Untitled part two hundred and forty-nine
Shampoo.
SHAM = a deception.
POO = shit.
Shampoo = deceptiveshit.
What men want from shampoo:
- 5 in 1. Gel, shampoo, acid remover, carpet cleaner, stand-by petrol.
- cool colour (blue or green)
- don't really care what it smells like but for some reason they tend to fall in the category of sea salt and thyme.
- bottle is black with green, red, white and/ or blue writing (looks cool)
- only ever want one bottle and will stick with that brand for the rest of their life
What women (at least the ones on the adverts) want from shampoo:
- tons of adverts about it
- got a fancy French name
- insults you as much as possible (for thin, shapeless, useless, and utterly shit hair)
- contains completely natural ingredients
- if you look at the small print you'll find stuff like testicle of squirrel and badger shite.
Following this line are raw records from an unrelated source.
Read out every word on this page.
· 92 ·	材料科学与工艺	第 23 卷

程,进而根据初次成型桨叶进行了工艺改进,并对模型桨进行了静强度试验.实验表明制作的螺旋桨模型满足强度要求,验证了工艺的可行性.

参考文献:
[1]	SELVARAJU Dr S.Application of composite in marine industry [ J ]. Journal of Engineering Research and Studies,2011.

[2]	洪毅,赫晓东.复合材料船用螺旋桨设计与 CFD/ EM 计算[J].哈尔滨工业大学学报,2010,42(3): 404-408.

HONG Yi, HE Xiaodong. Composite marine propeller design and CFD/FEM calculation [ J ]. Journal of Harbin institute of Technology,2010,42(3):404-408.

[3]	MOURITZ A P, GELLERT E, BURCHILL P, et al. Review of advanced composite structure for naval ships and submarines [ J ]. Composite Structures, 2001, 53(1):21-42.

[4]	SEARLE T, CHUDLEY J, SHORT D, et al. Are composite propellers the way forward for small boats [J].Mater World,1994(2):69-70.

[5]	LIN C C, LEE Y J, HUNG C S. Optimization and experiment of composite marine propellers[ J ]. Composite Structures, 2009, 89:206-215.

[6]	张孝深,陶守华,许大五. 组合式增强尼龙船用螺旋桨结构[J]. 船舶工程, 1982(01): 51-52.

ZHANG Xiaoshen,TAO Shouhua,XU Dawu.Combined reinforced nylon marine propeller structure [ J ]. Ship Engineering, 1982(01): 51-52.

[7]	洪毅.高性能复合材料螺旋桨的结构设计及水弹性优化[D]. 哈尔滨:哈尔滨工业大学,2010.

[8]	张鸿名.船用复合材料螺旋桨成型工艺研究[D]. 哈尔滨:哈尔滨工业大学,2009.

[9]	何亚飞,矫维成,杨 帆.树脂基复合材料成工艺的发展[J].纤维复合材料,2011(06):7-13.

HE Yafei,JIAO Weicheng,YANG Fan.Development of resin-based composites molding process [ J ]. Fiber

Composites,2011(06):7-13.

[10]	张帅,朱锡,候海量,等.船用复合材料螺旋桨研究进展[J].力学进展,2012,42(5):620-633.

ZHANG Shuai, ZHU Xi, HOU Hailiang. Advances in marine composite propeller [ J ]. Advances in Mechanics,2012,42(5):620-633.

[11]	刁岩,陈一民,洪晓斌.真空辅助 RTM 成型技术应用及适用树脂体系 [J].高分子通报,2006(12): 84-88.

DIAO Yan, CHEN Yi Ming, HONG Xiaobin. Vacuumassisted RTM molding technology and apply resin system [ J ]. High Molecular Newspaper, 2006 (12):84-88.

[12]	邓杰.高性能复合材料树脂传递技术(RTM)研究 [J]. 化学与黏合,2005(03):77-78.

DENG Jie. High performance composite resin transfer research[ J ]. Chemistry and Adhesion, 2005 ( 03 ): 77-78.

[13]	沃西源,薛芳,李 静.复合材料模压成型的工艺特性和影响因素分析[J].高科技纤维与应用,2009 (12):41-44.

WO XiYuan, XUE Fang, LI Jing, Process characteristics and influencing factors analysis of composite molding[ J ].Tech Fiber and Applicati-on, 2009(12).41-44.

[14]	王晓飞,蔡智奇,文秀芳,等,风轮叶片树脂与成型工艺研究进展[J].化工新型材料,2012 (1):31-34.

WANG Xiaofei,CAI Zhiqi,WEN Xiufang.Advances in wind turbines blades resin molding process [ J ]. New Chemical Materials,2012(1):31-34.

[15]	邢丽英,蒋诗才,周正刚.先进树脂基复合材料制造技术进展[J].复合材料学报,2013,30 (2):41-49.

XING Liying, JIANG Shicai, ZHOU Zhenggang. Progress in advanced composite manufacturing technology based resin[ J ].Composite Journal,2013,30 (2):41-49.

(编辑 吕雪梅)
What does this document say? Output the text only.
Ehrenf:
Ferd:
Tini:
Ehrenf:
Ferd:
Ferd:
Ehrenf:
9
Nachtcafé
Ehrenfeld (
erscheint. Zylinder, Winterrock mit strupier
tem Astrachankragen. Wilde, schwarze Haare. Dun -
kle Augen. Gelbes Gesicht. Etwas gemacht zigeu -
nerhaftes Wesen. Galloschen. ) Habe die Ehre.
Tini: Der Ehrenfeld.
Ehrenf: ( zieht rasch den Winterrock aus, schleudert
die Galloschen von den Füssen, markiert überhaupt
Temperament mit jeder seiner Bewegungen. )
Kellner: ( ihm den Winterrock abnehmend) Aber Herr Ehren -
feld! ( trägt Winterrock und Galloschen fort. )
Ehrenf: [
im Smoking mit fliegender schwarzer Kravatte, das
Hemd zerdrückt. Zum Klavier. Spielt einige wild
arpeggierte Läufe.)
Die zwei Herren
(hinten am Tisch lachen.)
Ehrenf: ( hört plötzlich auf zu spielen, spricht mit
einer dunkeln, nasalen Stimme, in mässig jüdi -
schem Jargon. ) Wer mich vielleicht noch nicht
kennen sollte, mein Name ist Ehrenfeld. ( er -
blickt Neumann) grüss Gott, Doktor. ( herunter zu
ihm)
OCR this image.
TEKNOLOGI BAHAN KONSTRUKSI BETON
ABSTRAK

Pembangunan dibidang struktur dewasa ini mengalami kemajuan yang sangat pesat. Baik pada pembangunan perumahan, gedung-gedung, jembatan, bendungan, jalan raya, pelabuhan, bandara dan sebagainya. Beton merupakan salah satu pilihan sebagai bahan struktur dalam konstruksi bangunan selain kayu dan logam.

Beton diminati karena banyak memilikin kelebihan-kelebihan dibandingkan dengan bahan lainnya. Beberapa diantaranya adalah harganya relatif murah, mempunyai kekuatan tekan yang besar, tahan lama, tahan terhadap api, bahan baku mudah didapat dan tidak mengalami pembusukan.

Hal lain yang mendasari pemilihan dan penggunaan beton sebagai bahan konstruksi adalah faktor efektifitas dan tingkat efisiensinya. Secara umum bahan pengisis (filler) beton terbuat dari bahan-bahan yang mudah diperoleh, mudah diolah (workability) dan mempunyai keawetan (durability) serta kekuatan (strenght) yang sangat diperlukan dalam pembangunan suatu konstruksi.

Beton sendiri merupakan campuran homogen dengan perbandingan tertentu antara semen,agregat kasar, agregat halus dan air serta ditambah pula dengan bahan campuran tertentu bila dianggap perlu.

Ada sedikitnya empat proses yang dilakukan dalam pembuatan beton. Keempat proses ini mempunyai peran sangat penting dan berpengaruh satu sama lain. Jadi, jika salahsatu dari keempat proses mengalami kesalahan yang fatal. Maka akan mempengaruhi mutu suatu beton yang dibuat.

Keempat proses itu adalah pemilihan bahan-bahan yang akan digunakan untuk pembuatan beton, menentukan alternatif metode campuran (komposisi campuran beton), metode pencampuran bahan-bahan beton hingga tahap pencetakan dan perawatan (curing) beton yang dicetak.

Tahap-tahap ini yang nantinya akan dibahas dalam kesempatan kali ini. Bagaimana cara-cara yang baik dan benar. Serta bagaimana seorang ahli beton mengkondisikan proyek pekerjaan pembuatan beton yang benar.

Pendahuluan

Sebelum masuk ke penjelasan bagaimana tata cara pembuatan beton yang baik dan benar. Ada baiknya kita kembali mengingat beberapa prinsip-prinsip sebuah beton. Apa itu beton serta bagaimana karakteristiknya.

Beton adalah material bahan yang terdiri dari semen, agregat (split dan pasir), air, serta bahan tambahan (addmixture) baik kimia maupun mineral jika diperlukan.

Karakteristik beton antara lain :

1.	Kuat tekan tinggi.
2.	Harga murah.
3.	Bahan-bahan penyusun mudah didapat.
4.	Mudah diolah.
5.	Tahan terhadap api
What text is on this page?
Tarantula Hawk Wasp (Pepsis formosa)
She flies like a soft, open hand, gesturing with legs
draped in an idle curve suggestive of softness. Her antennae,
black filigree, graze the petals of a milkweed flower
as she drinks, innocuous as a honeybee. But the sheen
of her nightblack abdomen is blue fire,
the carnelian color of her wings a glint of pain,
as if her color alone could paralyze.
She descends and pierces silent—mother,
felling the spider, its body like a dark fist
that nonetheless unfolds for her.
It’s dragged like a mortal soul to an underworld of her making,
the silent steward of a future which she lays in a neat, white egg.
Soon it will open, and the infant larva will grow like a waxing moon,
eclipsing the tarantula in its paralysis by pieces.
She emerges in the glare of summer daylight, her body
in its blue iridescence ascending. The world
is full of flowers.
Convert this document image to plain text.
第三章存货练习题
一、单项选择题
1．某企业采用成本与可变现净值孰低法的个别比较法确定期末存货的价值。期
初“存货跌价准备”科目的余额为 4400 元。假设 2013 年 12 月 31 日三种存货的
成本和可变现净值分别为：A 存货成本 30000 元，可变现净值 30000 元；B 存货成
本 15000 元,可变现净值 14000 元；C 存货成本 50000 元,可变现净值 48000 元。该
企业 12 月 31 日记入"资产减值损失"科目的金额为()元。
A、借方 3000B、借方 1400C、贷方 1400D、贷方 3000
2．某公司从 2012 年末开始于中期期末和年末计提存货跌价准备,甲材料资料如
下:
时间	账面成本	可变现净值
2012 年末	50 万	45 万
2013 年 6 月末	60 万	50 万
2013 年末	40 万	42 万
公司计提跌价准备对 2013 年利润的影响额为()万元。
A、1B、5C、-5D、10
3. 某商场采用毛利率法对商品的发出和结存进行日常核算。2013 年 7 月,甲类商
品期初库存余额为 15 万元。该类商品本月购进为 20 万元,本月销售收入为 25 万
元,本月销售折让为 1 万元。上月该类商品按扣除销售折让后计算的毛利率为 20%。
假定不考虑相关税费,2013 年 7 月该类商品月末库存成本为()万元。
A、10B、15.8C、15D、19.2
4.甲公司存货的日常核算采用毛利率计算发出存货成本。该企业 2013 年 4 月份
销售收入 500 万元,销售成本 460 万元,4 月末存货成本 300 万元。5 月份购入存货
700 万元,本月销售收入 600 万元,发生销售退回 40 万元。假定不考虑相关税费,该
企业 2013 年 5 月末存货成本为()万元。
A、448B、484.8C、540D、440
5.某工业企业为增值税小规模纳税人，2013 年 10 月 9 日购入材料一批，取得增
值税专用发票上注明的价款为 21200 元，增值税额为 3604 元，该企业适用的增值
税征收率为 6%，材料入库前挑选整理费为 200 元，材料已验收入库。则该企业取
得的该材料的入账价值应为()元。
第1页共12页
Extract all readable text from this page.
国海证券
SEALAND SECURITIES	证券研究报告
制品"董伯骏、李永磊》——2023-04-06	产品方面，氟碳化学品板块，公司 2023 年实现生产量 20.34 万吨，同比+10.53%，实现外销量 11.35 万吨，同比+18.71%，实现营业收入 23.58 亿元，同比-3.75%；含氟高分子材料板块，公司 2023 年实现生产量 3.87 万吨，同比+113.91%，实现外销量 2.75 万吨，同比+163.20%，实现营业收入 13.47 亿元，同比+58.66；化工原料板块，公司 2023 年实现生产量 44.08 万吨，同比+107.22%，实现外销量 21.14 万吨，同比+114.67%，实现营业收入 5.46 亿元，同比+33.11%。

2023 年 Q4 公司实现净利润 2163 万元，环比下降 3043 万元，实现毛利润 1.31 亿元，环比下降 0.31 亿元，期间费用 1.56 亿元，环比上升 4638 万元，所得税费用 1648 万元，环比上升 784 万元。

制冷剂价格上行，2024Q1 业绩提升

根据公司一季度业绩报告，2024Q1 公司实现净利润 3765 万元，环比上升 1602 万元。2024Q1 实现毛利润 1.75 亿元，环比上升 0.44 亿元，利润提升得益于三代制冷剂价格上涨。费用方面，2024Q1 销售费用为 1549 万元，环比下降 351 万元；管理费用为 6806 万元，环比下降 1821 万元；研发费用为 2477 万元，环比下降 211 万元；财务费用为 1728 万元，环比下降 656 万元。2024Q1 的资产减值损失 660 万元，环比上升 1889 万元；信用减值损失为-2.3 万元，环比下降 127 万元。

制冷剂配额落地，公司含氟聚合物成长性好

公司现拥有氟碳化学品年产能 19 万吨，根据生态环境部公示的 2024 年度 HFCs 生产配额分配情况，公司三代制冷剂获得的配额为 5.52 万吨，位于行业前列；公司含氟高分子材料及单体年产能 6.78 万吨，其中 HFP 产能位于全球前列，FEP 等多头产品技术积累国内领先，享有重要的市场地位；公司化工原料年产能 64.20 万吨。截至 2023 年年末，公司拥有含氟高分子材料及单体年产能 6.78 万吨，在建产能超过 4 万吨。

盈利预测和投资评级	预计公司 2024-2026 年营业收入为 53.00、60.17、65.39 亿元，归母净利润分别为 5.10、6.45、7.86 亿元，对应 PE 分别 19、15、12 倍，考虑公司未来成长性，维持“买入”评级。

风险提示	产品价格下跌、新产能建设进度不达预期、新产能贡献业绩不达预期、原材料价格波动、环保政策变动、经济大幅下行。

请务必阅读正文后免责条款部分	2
Really overdoing that 'natural' thing to be honest
- doesn't actually mention whether it's a body gel or a shampoo or toilet cleaner until 3/4 if the way down the bottom, in small print, on the back, and written in a language you don't recognise or even knew existed
- smells like flowers and stuff
- want 20 bottles, each of a different brand, must always use a certain one each time (there's some sort of order that I will never understand unless I spend twenty years studying it)
My advice:
Don't shower and just live in the woods for the rest of your life. Natural, alright.
And champagne. I mean please just stick to lager
Anything that's got 'pain' in its title isn't going to be especially good.